Une incursion dans le monde… du volley-ball !
EN 2016, VOUS AVEZ PRIS LA TÊTE DE LA LIGUE NATIONALE DE VOLLEY. ETONNANT, POUR UNE BASKETTEUSE ! RACONTEZ-NOUS VOTRE CARRIÈRE ATYPIQUE.
À la fin de ma carrière de basketteuse, en 2003, j’ai intégré mon club dans lequel j’ai passé les 10 plus belles années de ma vie sportive, à Bourges. Je suis devenue directrice commerciale. Quelque temps plus tard, on m’a proposé un job à la Fédération européenne de basket. J’en suis devenue responsable de la communication, de l’événementiel et du marketing. J’y suis resté douze ans, je me suis éclatée là-bas. Puis mon patron a été évincé et on m’a demandé de partir. Quand je suis rentrée en France, j’ai travaillé quelque temps pour le CNOSF, puis la Ligue Nationale de volley, qui rassemble les compétitions professionnelles de volley masculine et féminine, m’a proposé le poste de directrice générale. J’ai accepté avec grand plaisir… car on ne m’a pas demandé de jouer au volley (rires…) J’ai beaucoup appris. Je suis très reconnaissante au monde du volley. Evidemment, certaines personnes ne voyaient pas d’un bon œil qu’une basketteuse puisse venir au volley. Mais j’ai été recrutée pour ça : je suis arrivée avec un œil neuf, je suis venue d’un sport où la structuration en France est bien plus en avance que le volley. J’avais l’envie de pousser ce sport et lui donner un peu plus de reconnaissance. C’était une expérience formidable.
VOLLEY ET BASKET, MÊME COMBAT ?
Le volley comme le basket féminin sont des sports qui ne sont pas prioritaires au niveau de la diffusion télé donc il faut trouver autre chose. Je me suis attelée à essayer d’aider les clubs à créer un produit propre au volley. Je ne suis pas arrivée au volley pour le révolutionner mais pour apporter ma patte, mon expérience. C’était une belle aventure. C’est intéressant car la Ligue Nationale de Volley est une ligue professionnelle sous convention de la fédération, mais indépendante.
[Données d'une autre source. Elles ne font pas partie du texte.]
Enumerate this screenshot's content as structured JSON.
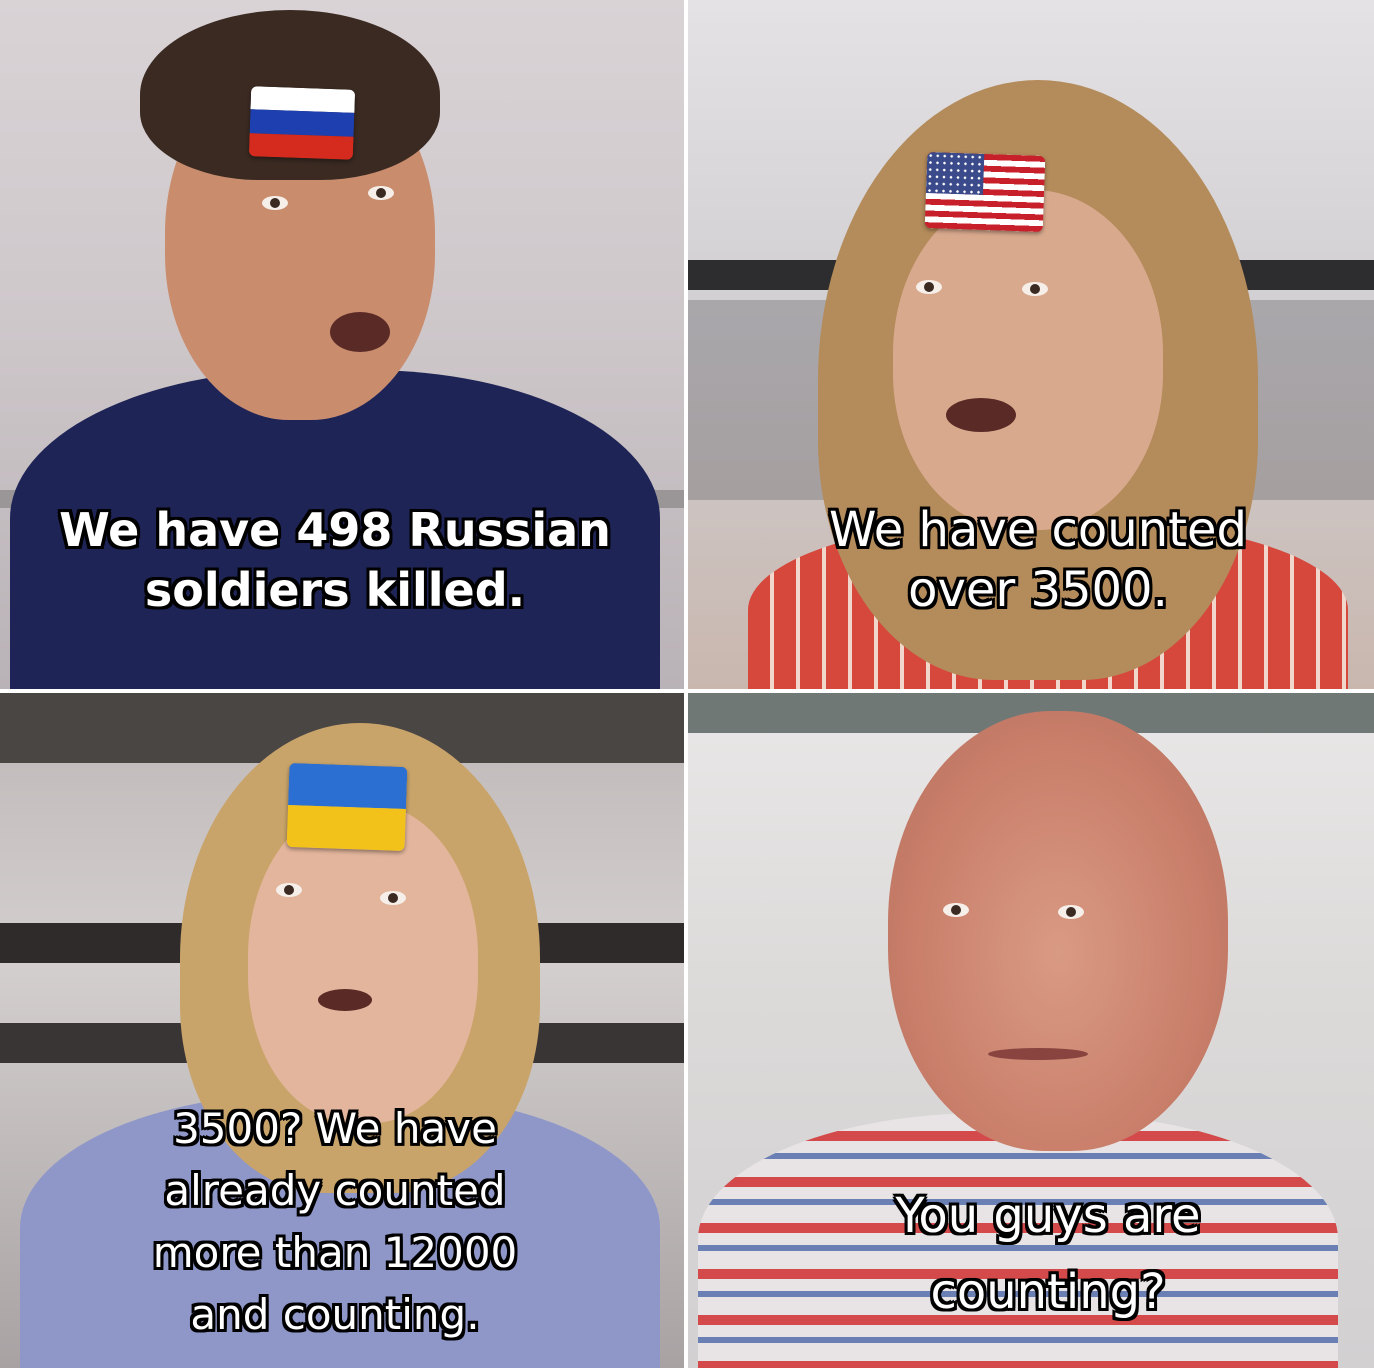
{
  "panels": [
    {
      "caption": "We have 498 Russian\nsoldiers killed.",
      "flag": "russia-flag",
      "colors": {
        "white": "#ffffff",
        "blue": "#1d3fb0",
        "red": "#d52b1e"
      }
    },
    {
      "caption": "We have counted\nover 3500.",
      "flag": "usa-flag",
      "colors": {
        "red": "#c8202a",
        "white": "#ffffff",
        "blue": "#3b4a8a"
      }
    },
    {
      "caption": "3500? We have\nalready counted\nmore than 12000\nand counting.",
      "flag": "ukraine-flag",
      "colors": {
        "blue": "#2a6fd1",
        "yellow": "#f2c21b"
      }
    },
    {
      "caption": "You guys are\ncounting?",
      "flag": ""
    }
  ]
}
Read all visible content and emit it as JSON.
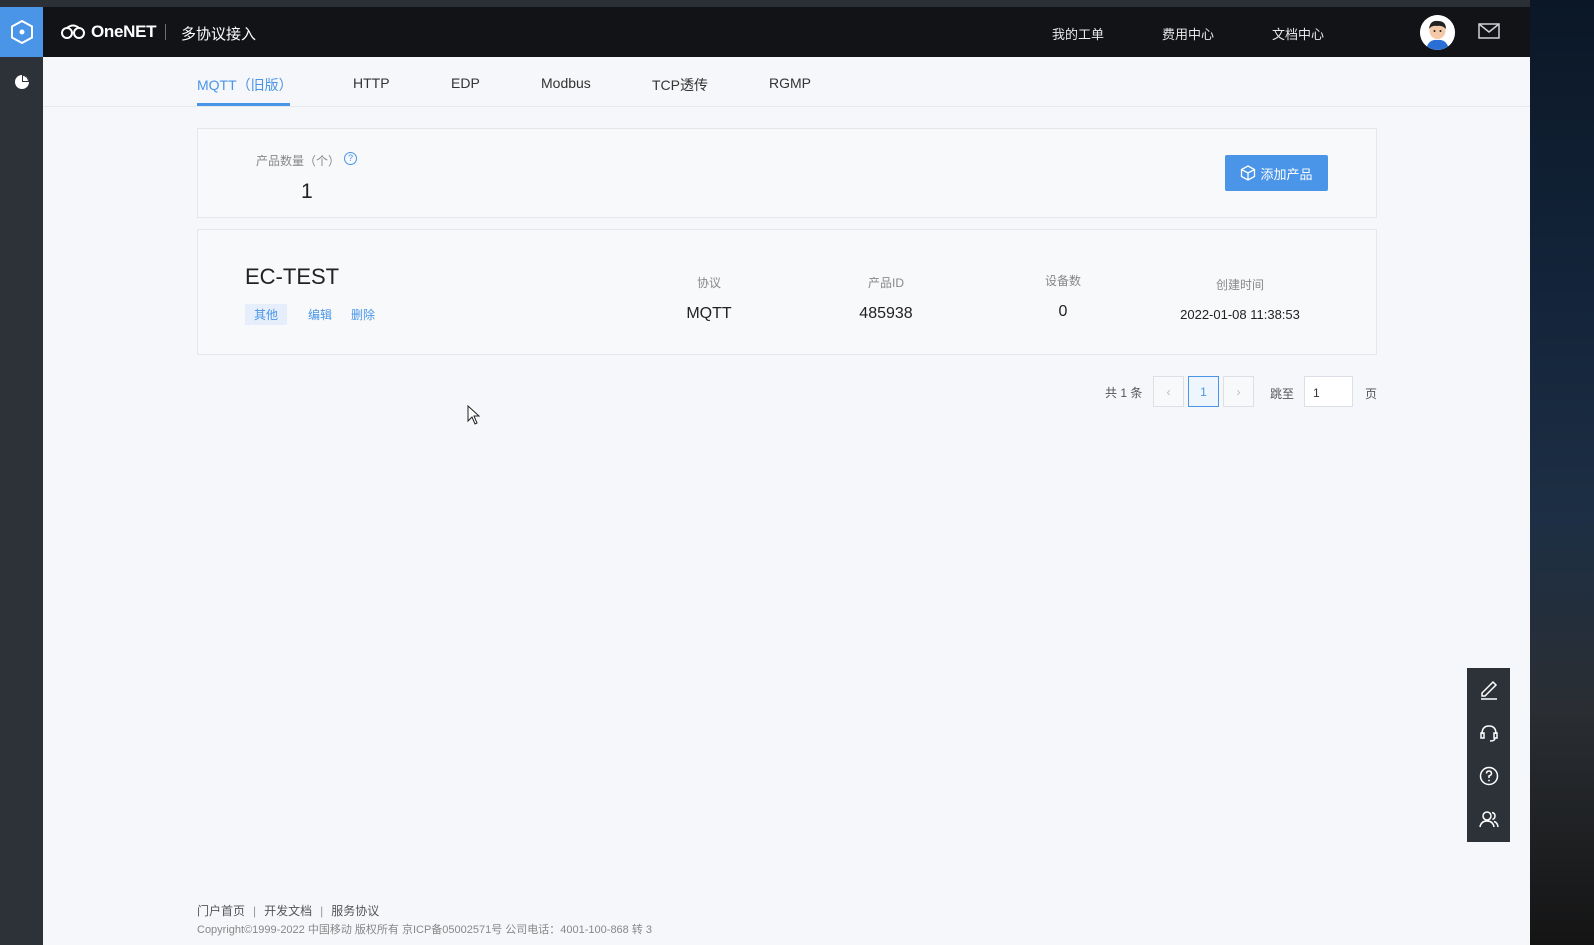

C’est une toute petite structure, on était 6 salariés. À l’intérieur c’était extrêmement réactif. À contrario, la Ligue de Basket est une commission fédérale, donc je suis à l’intérieur d’une instance très hiérarchisée, avec une fédération où il y a plus de 140 salariés. Ce n’est pas du tout le même mode de fonctionnement. Je vois donc les choses intéressantes de chaque côté et les inconvénients de l’autre. J’ai trouvé intéressant de travailler dans ces organisations avec le but d’avancer, mais avec des moyens très différents.
Women Power ?
PENSEZ-VOUS QUE DANS LA DIRECTION DES LIGUES ET DES FÉDÉRATIONS SPORTIVES, IL MANQUE DES FEMMES ?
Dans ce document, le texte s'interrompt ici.